Second is a two-factor authentication capability; the sender can activate 2FA for a specific message, meaning the recipient must enter a passcode received by SMS to view the email. Confidential mode also “seeks to prevent ‘accidental’ or ‘semi-malicious’ leaks of information” by deactivating “forward,” “download” and “print” via Information Rights Management controls.

Google now also makes its security warnings “bigger and more prominent … if Gmail detects questionable activity around a specific email.”

Other new features include nudge, snooze, and smart replies.

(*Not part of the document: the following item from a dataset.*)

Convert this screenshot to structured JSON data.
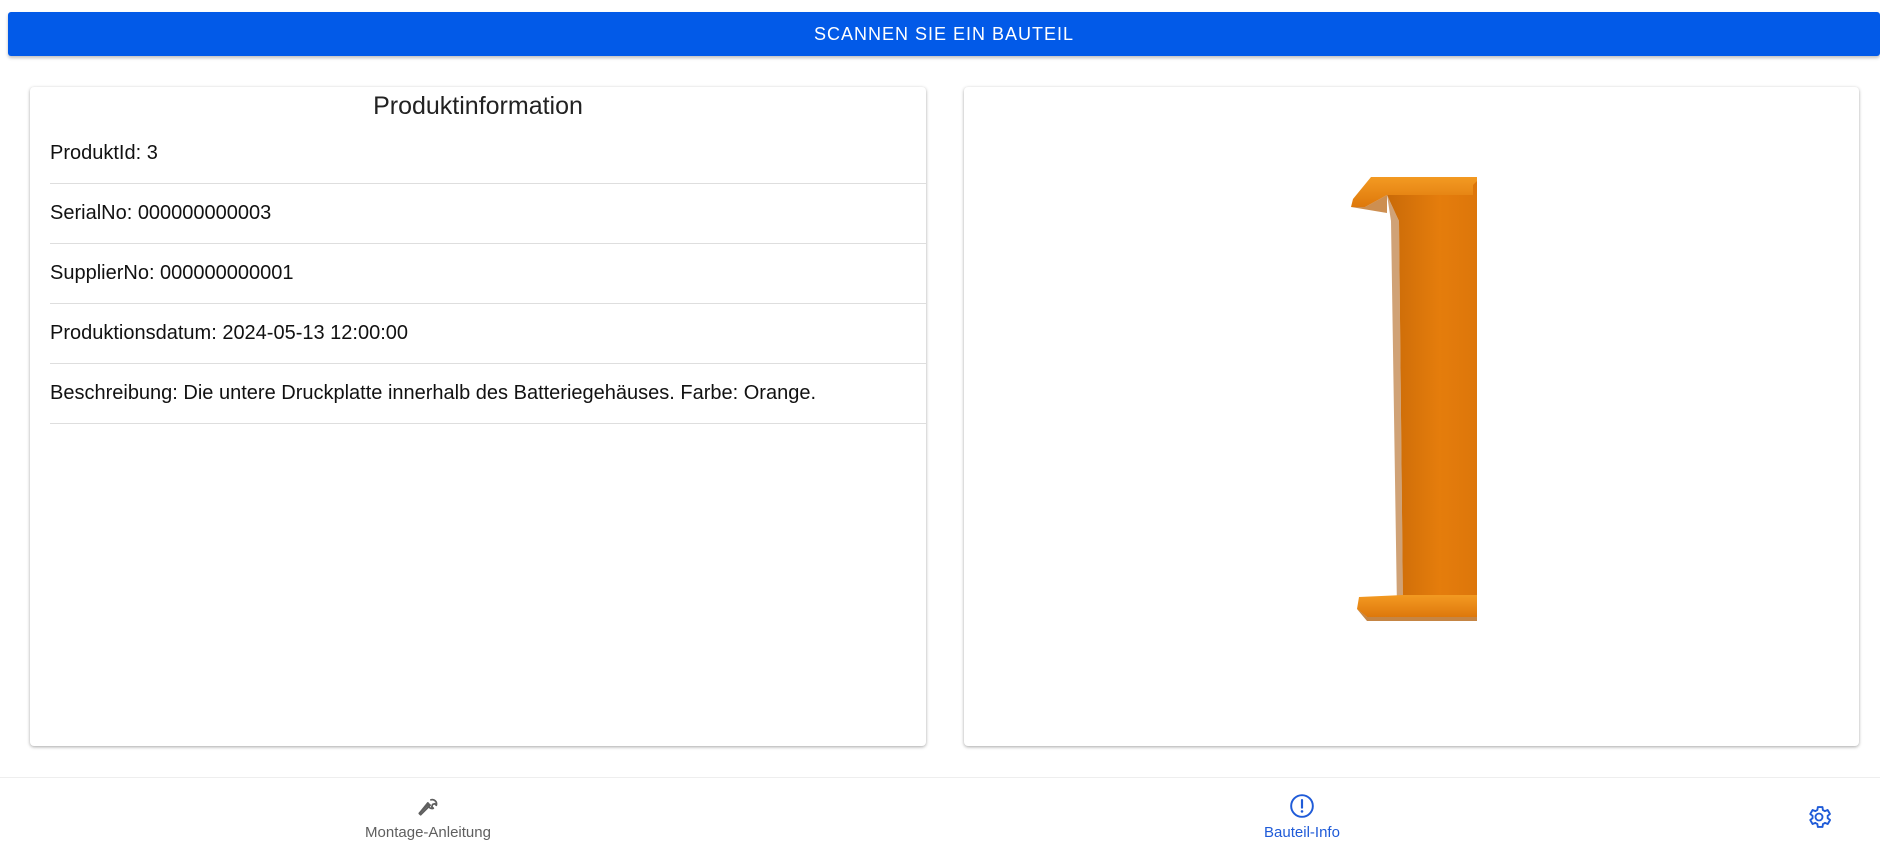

Nudge, which relies on AI, reminds users to follow up on a message they’ve received, but “only applies to emails older than two days.”

Gmail will also “detect whether you’ve asked someone a direct question over email, and if you haven’t had a response after three days the email will be nudged to the top of your inbox.” The web version format will “more or less follow that of the existing smart replies on mobile.” Google has also made it “easier for users to take action on an email.”

A new snooze option, “similar to what already exists in Google’s Inbox app,” lets users “delay having to deal with an email until a time specified by” the user, and a new side panel gives the user “direct access to other G Suite apps, such as Google Calendar or Keep, as well as third-party Gmail add-ons for other services.”

In the near future, Google plans to “introduce native offline functionality to the web app,” which lets the user continue to work as though she is offline, “though of course the actual send/receipt of emails won’t take place until an Internet connection is reestablished.” Google Tasks is also now available as native mobile apps on Android and iOS. “Tight integrations across Gmail and the broader G Suite apps is the name of the game here.”

G Suite users can “access the new Gmail as part of the G Suite Early Adopter Program (EAP),” activated from the admin console, and “consumers will also be able to start opting in from today through the settings section of their Gmail account.”